Offline data-driven Multi-Objective Optimization Problems (MOPs) rely on limited data from simulations, experiments, or sensors. This scarcity leads to high epistemic uncertainty in surrogate predictions. Conventional surrogate methods such as Kriging assume Gaussian distributions, which can yield suboptimal results when the assumptions fail. To address these issues, we propose a simple yet novel dual-ranking strategy, working with a basic multi-objective evolutionary algorithm, NSGA-II, where the built-in non-dominated sorting is kept and the second rank is devised for uncertainty estimation. In the latter, we utilize the uncertainty estimates given by several surrogate models, including Quantile Regression (QR), Monte Carlo Dropout (MCD), and Bayesian Neural Networks (BNNs). Concretely, with this dual-ranking strategy, each solution's final rank is the average of its non-dominated sorting rank and a rank derived from the uncertainty-adjusted fitness function, thus reducing the risk of misguided optimization under data constraints. We evaluate our approach on benchmark and real-world MOPs, comparing it to state-of-the-art methods.
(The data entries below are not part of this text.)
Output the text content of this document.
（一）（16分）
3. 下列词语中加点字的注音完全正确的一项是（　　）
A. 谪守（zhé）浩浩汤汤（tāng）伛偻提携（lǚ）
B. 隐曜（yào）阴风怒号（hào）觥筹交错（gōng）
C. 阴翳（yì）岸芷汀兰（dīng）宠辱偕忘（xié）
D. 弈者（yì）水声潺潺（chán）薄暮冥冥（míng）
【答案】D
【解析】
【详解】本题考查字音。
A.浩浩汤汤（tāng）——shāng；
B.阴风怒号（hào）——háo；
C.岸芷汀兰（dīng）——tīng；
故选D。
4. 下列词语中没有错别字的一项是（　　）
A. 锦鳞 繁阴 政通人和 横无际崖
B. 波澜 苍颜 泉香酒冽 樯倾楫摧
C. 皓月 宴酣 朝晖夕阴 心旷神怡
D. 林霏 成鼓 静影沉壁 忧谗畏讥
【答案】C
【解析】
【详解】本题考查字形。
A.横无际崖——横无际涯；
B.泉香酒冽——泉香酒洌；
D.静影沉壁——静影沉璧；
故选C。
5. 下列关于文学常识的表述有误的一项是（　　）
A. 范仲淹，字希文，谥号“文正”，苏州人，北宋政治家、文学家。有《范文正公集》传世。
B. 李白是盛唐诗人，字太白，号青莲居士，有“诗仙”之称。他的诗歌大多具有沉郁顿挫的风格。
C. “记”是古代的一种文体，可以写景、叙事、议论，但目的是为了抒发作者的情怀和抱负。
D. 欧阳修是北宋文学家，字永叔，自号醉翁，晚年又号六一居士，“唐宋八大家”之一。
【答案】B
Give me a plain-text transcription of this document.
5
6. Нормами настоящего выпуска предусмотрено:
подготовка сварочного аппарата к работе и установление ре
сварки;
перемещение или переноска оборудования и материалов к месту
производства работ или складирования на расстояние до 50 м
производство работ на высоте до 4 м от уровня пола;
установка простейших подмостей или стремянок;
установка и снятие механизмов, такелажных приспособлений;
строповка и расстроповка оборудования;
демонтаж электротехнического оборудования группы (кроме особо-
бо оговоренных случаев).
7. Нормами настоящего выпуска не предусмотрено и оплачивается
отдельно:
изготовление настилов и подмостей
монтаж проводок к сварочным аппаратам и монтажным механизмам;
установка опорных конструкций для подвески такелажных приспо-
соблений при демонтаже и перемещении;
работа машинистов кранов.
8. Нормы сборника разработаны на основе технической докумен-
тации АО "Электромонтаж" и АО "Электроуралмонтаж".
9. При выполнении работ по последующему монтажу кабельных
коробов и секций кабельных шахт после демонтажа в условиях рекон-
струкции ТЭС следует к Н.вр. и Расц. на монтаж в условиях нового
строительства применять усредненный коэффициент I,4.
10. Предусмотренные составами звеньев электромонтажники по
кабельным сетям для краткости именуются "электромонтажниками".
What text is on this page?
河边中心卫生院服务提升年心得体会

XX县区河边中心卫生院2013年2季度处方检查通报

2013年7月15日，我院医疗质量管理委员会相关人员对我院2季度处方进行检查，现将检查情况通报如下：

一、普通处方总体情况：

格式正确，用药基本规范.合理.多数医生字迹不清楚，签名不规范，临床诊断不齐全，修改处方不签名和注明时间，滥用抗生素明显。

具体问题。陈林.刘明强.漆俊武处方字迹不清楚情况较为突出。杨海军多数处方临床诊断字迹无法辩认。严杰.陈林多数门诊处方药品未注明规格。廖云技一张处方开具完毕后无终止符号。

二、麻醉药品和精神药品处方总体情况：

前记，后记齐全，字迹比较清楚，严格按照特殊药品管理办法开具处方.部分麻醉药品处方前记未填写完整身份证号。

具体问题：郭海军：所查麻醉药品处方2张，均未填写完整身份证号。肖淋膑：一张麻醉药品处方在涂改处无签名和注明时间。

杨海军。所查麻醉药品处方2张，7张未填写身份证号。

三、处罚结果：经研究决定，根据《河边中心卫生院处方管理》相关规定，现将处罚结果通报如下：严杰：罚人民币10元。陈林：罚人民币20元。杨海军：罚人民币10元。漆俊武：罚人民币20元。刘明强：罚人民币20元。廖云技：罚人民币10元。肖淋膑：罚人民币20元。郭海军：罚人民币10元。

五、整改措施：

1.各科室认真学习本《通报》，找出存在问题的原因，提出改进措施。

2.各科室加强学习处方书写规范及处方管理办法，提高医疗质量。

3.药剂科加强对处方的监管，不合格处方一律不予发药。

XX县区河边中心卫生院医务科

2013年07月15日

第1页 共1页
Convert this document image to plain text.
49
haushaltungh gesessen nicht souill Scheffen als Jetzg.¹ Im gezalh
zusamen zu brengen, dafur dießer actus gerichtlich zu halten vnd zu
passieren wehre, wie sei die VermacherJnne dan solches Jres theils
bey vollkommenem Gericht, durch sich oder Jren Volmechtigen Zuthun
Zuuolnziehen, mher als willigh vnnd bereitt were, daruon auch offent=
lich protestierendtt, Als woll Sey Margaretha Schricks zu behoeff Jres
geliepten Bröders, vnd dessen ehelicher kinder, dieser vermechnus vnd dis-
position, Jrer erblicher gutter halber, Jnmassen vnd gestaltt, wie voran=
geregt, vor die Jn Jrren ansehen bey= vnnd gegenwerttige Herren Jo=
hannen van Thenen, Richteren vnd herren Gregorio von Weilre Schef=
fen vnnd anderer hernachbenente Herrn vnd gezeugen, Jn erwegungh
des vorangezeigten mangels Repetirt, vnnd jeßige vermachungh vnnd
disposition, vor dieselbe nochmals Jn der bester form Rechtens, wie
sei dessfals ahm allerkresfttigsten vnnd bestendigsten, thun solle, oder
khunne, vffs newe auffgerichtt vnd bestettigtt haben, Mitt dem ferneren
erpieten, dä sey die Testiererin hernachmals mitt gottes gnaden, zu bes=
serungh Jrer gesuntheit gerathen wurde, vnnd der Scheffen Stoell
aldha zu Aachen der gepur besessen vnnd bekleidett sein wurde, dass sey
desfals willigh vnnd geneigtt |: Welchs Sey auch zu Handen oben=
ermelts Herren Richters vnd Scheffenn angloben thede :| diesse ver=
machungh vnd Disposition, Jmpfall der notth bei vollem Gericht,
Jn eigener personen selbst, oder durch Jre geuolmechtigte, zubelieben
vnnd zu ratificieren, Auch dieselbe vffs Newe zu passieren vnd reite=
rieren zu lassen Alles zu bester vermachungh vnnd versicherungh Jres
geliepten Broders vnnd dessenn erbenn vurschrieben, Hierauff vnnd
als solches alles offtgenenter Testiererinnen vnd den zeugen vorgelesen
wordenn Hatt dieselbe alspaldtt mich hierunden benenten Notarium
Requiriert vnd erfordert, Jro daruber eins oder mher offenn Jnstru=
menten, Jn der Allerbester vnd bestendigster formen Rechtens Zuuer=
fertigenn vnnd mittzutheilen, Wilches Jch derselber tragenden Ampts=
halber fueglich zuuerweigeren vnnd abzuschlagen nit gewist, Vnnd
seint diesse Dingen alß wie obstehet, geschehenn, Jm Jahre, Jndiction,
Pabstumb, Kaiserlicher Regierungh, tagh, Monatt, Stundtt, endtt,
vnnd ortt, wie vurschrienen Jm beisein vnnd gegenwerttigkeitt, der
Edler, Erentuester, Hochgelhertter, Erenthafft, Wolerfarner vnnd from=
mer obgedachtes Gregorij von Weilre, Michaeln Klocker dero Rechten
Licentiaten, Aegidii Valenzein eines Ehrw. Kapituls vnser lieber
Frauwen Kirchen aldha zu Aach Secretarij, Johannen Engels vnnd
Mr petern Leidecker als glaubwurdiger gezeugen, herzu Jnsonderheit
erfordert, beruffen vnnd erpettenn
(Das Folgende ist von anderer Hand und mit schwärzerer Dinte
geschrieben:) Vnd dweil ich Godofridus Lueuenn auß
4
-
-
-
The results show that our dual-ranking strategy significantly improves the performance of NSGA-II in offline settings, achieving competitive outcomes compared with traditional surrogate-based methods. This framework advances uncertainty-aware multi-objective evolutionary algorithms, offering a robust solution for data-limited, real-world applications.

Figures (3)

• Figure 1: Example of solution ranking in a multi-objective minimization problem, showing how surrogate evaluations ($f_\text{sur}(\boldsymbol{A})$, $f_\text{sur}(\boldsymbol{B})$) may misjudge the Pareto dominance relation due to prediction uncertainty, with the dashed circle denoting the uncertainty interval.
• Figure 2: Workflow of the enhanced non-dominated-sorting-based MOEA, in which the improvement is contributed by our proposed Dual-Ranking (DR) strategy. DR is the integration of rankings coming from the surrogate model training and conventional optimization process.
• Figure 3: Pareto front obtained on DTLZ1 using surrogate-based (sur) and real (real) evaluations for all compared methods. The bar chart in the bottom-right corner summarizes the corresponding HV values, with different surrogate models indicated by different colors. The best performance based on surrogate-based and real evaluations is denoted in bold. In the legend, the first row corresponds to the plots for surrogate-based and real evaluations, while the second and third rows refer to the bar charts.